De leur donner corps et de les doter de l’esprit des personnages, ce qui donne la possibilité de vivre une expérience radicalement nouvelle. Pour les spectateurs qui fonctionnaient le mieux avec la pièce, ils n’avaient pas le sentiment de voir une représentation du Petit chaperon rouge, mais de rencontrer le petit chaperon rouge. Il est bien normal alors qu’ils veuillent tirer le maximum de cette rencontre miraculeuse.

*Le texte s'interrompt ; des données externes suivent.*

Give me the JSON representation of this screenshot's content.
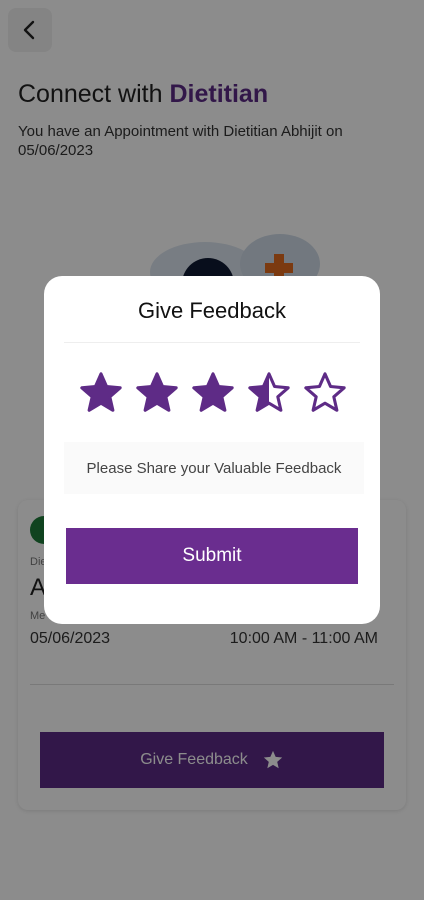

Projetons-nous par exemple dans Hamlet. Ne serait-il pas extraordinaire de pouvoir rencontrer le jeune prince et appréhender sous une autre forme l’histoire que William Shakespeare lui a fait porter ? Nous pourrions alors découvrir comment sa personnalité se déploie dans le cadre d’une relation intime et personnelle avec chacun d’entre nous, peut-être tenter de le détourner de son dessein catastrophique, ou essayer de comprendre ce que la pièce ne dit pas des extravagances de sa dérive. Etablir une relation avec ce héros, avec les personnages qui l’entourent, et vivre à l’intérieur de l’univers proposé par la pièce une expérience de vie auprès de personnages fabuleux, voilà bien une perspective puissante. Nous noterons d’ailleurs une fois encore que le cœur de l’enjeu se déplace des événements en eux-mêmes vers la qualité des personnalités en présences. Certains chercheront à pacifier l’histoire, à faire de l’amour une puissance supérieure à celle de la vengeance, à donner à Hamlet le temps de la maturité pour faire justice sans que cela ne débouche sur une hécatombe. Nous pouvons imaginer par exemple dans cette situation fictionnelle une expérience toute aussi forte que celle décrite par Shakespeare, dans laquelle il n’y aurait finalement pas d’événement marquant, parce que le spectateur aurait réussi à surmonter les mauvais pièges tendus par ce contexte. Et nous pouvons imaginer alors qu’il devra puiser dans le meilleur de lui-même, pour être à la hauteur des personnages campés dans la pièce et être un interlocuteur valable à leurs yeux…
Quel sera d’après vous, entre tes deux exemples assez radicaux que sont Le temps de l’amour et Le petit chaperon rouge, l’avenir de la narration dans les espaces de réalité virtuelle.
Je ne saurais pas le dire aujourd’hui. Il est possible que ces deux options, et d’autres encore, coexistent comme des genres constitués, ou qu’une voie mixte se dessine petit à petit… Je pense que ces espaces sont particulièrement adaptés à l’expression narrative, sans que cela n’en exclue pour autant les recherches plasticiennes, musicales, chorégraphiques ou autres. Mais il est clair qu’investir les systèmes de comportements comme moyen d’expression, cela change en profondeur la pensée et le travail de l’auteur, autant que l’expérience du spectateur.
* 1990, autoproduction, www.francoiscoulon.com
** robots Aibo de Sony
*** le festival 1erContact, organisé par ART3000 – Le Cube à Issy-les-Moulineaux en France, installe l’art numérique directement dans l’espace urbain.